Counterpoint Research has good data on the global smartphone market, and especially in emerging markets like India, so the numbers here are broadly reliable. India is a fascinating market – Apple and others have often compared it to China, but though the size is similar the demographics and wealth are very different, even if you compare India today to China a few years back. I’m not yet convinced that India is going to look like China does today anytime soon from a smartphone perspective, and that makes life very tough for a brand like Apple, which was tenth in the overall market share rankings. It did capture 62% of the premium market in Q4, but the premium segment is only a tiny fraction of the overall Indian market, which continues to be dominated by cheaper handsets, increasingly coming from Chinese vendors. You might be interested in this piece I wrote a few months ago about Apple’s prospects in India.

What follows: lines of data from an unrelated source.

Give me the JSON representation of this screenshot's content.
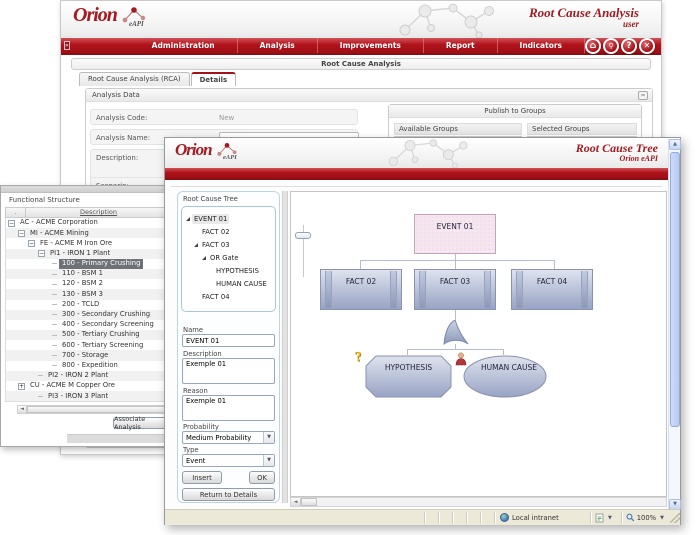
{
  "colors": {
    "brand_red": "#b1121a",
    "title_red": "#9e1c22",
    "selected_row_bg": "#6e7277",
    "fact_fill_top": "#dfe3ef",
    "fact_fill_bottom": "#98a4c4",
    "event_fill": "#f5e6f0",
    "panel_border_blue": "#bcd4e8",
    "statusbar_bg": "#ece9d8"
  },
  "back_window": {
    "logo": {
      "name": "Orion",
      "sub": "eAPI"
    },
    "title": "Root Cause Analysis",
    "subtitle": "user",
    "nav": {
      "expander": "»",
      "items": [
        "Administration",
        "Analysis",
        "Improvements",
        "Report",
        "Indicators"
      ],
      "icons": [
        {
          "name": "home-icon",
          "glyph": "⌂"
        },
        {
          "name": "key-icon",
          "glyph": "⚲"
        },
        {
          "name": "help-icon",
          "glyph": "?"
        },
        {
          "name": "close-icon",
          "glyph": "✕"
        }
      ]
    },
    "page_header": "Root Cause Analysis",
    "tabs": [
      {
        "label": "Root Cause Analysis (RCA)",
        "active": false
      },
      {
        "label": "Details",
        "active": true
      }
    ],
    "analysis_panel": {
      "title": "Analysis Data",
      "collapse_glyph": "≈",
      "code_label": "Analysis Code:",
      "code_value": "New",
      "name_label": "Analysis Name:",
      "name_value": "",
      "description_label": "Description:",
      "scenario_label": "Scenario:"
    },
    "publish_panel": {
      "title": "Publish to Groups",
      "available_label": "Available Groups",
      "selected_label": "Selected Groups"
    }
  },
  "left_window": {
    "title": "Functional Structure",
    "grid_header": {
      "icon_col": ".",
      "description_col": "Description"
    },
    "tree": [
      {
        "label": "AC - ACME Corporation",
        "indent": 2,
        "expander": "minus"
      },
      {
        "label": "MI - ACME Mining",
        "indent": 12,
        "expander": "minus"
      },
      {
        "label": "FE - ACME M Iron Ore",
        "indent": 22,
        "expander": "minus"
      },
      {
        "label": "PI1 - IRON 1 Plant",
        "indent": 32,
        "expander": "minus"
      },
      {
        "label": "100 - Primary Crushing",
        "indent": 46,
        "selected": true
      },
      {
        "label": "110 - BSM 1",
        "indent": 46
      },
      {
        "label": "120 - BSM 2",
        "indent": 46
      },
      {
        "label": "130 - BSM 3",
        "indent": 46
      },
      {
        "label": "200 - TCLD",
        "indent": 46
      },
      {
        "label": "300 - Secondary Crushing",
        "indent": 46
      },
      {
        "label": "400 - Secondary Screening",
        "indent": 46
      },
      {
        "label": "500 - Tertiary Crushing",
        "indent": 46
      },
      {
        "label": "600 - Tertiary Screening",
        "indent": 46
      },
      {
        "label": "700 - Storage",
        "indent": 46
      },
      {
        "label": "800 - Expedition",
        "indent": 46
      },
      {
        "label": "PI2 - IRON 2 Plant",
        "indent": 32
      },
      {
        "label": "CU - ACME M Copper Ore",
        "indent": 12,
        "expander": "plus"
      },
      {
        "label": "PI3 - IRON 3 Plant",
        "indent": 32
      }
    ],
    "associate_button": "Associate Analysis"
  },
  "front_window": {
    "logo": {
      "name": "Orion",
      "sub": "eAPI"
    },
    "title": "Root Cause Tree",
    "subtitle": "Orion eAPI",
    "tree_panel": {
      "label": "Root Cause Tree",
      "items": [
        {
          "label": "EVENT 01",
          "indent": 4,
          "arrow": true,
          "selected": true
        },
        {
          "label": "FACT 02",
          "indent": 18
        },
        {
          "label": "FACT 03",
          "indent": 12,
          "arrow": true
        },
        {
          "label": "OR Gate",
          "indent": 20,
          "arrow": true
        },
        {
          "label": "HYPOTHESIS",
          "indent": 32
        },
        {
          "label": "HUMAN CAUSE",
          "indent": 32
        },
        {
          "label": "FACT 04",
          "indent": 18
        }
      ]
    },
    "form": {
      "name_label": "Name",
      "name_value": "EVENT 01",
      "description_label": "Description",
      "description_value": "Exemple 01",
      "reason_label": "Reason",
      "reason_value": "Exemple 01",
      "probability_label": "Probability",
      "probability_value": "Medium Probability",
      "type_label": "Type",
      "type_value": "Event",
      "insert_label": "Insert",
      "ok_label": "OK",
      "return_label": "Return to Details"
    },
    "diagram": {
      "event": "EVENT 01",
      "facts": [
        "FACT 02",
        "FACT 03",
        "FACT 04"
      ],
      "gate": "OR Gate",
      "hypothesis": "HYPOTHESIS",
      "human_cause": "HUMAN CAUSE"
    },
    "statusbar": {
      "zone": "Local intranet",
      "zoom": "100%"
    }
  }
}
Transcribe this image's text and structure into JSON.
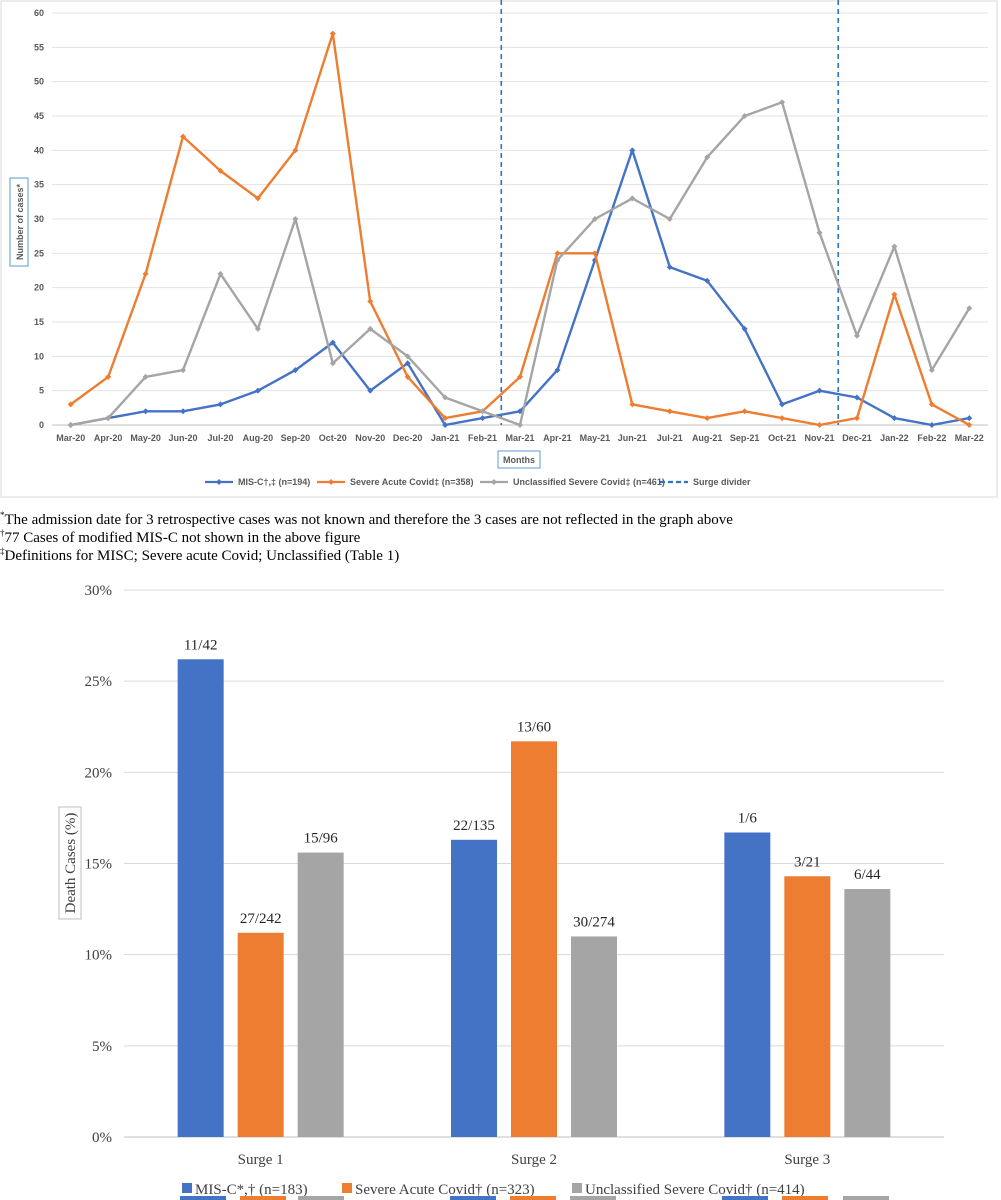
{
  "chart_data": [
    {
      "type": "line",
      "title": "",
      "xlabel": "Months",
      "ylabel": "Number of cases*",
      "ylim": [
        0,
        60
      ],
      "yticks": [
        0,
        5,
        10,
        15,
        20,
        25,
        30,
        35,
        40,
        45,
        50,
        55,
        60
      ],
      "grid": true,
      "legend_position": "bottom",
      "categories": [
        "Mar-20",
        "Apr-20",
        "May-20",
        "Jun-20",
        "Jul-20",
        "Aug-20",
        "Sep-20",
        "Oct-20",
        "Nov-20",
        "Dec-20",
        "Jan-21",
        "Feb-21",
        "Mar-21",
        "Apr-21",
        "May-21",
        "Jun-21",
        "Jul-21",
        "Aug-21",
        "Sep-21",
        "Oct-21",
        "Nov-21",
        "Dec-21",
        "Jan-22",
        "Feb-22",
        "Mar-22"
      ],
      "series": [
        {
          "name": "MIS-C†,‡ (n=194)",
          "color": "#4472C4",
          "values": [
            0,
            1,
            2,
            2,
            3,
            5,
            8,
            12,
            5,
            9,
            0,
            1,
            2,
            8,
            24,
            40,
            23,
            21,
            14,
            3,
            5,
            4,
            1,
            0,
            1
          ]
        },
        {
          "name": "Severe Acute Covid‡ (n=358)",
          "color": "#ED7D31",
          "values": [
            3,
            7,
            22,
            42,
            37,
            33,
            40,
            57,
            18,
            7,
            1,
            2,
            7,
            25,
            25,
            3,
            2,
            1,
            2,
            1,
            0,
            1,
            19,
            3,
            0
          ]
        },
        {
          "name": "Unclassified Severe Covid‡ (n=461)",
          "color": "#A5A5A5",
          "values": [
            0,
            1,
            7,
            8,
            22,
            14,
            30,
            9,
            14,
            10,
            4,
            2,
            0,
            24,
            30,
            33,
            30,
            39,
            45,
            47,
            28,
            13,
            26,
            8,
            17
          ]
        }
      ],
      "divider_name": "Surge divider",
      "divider_color": "#2E75B6",
      "dividers_after_category": [
        "Feb-21",
        "Nov-21"
      ]
    },
    {
      "type": "bar",
      "title": "",
      "xlabel": "",
      "ylabel": "Death Cases (%)",
      "ylim": [
        0,
        30
      ],
      "yticks": [
        "0%",
        "5%",
        "10%",
        "15%",
        "20%",
        "25%",
        "30%"
      ],
      "grid": true,
      "legend_position": "bottom",
      "categories": [
        "Surge 1",
        "Surge 2",
        "Surge 3"
      ],
      "series": [
        {
          "name": "MIS-C*,† (n=183)",
          "color": "#4472C4",
          "values": [
            26.2,
            16.3,
            16.7
          ],
          "labels": [
            "11/42",
            "22/135",
            "1/6"
          ]
        },
        {
          "name": "Severe Acute Covid† (n=323)",
          "color": "#ED7D31",
          "values": [
            11.2,
            21.7,
            14.3
          ],
          "labels": [
            "27/242",
            "13/60",
            "3/21"
          ]
        },
        {
          "name": "Unclassified Severe Covid† (n=414)",
          "color": "#A5A5A5",
          "values": [
            15.6,
            11.0,
            13.6
          ],
          "labels": [
            "15/96",
            "30/274",
            "6/44"
          ]
        }
      ]
    }
  ],
  "notes": [
    {
      "mark": "*",
      "text": "The admission date for 3 retrospective cases was not known and therefore the 3 cases are not reflected in the graph above"
    },
    {
      "mark": "†",
      "text": "77 Cases of modified MIS-C not shown in the above figure"
    },
    {
      "mark": "‡",
      "text": "Definitions for MISC; Severe acute Covid; Unclassified (Table 1)"
    }
  ]
}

What happened to virtual reality? – Business Insider (Jan 21, 2017)
This piece argues that VR is currently underperforming expectations, and hasn’t panned out the way many of its proponents hoped. In reality (no pun intended), I think most of the companies have been pretty realistic about the prospects for the current generation of VR technology – Facebook in particular has said it doesn’t expect Oculus sales to be material to its overall financial picture, for example. So this is as much about inflated expectations around VR that came from others – observers, proponents, fans – than from the companies themselves. But in some ways that doesn’t matter – the narrative was that VR was finally here and going mainstream, and now it’s becoming that VR is falling short of expectations. The first was misguided, and now the second flows from those misguided expectations rather than from actual performance in the market. VR is still at a very early stage, and though Samsung has sold 5 million mobile VR headsets, it’s mostly still a niche proposition today, limited largely to the hardcore gaming market. It’ll take both technological advances and much more compelling content to appeal to non-gamers.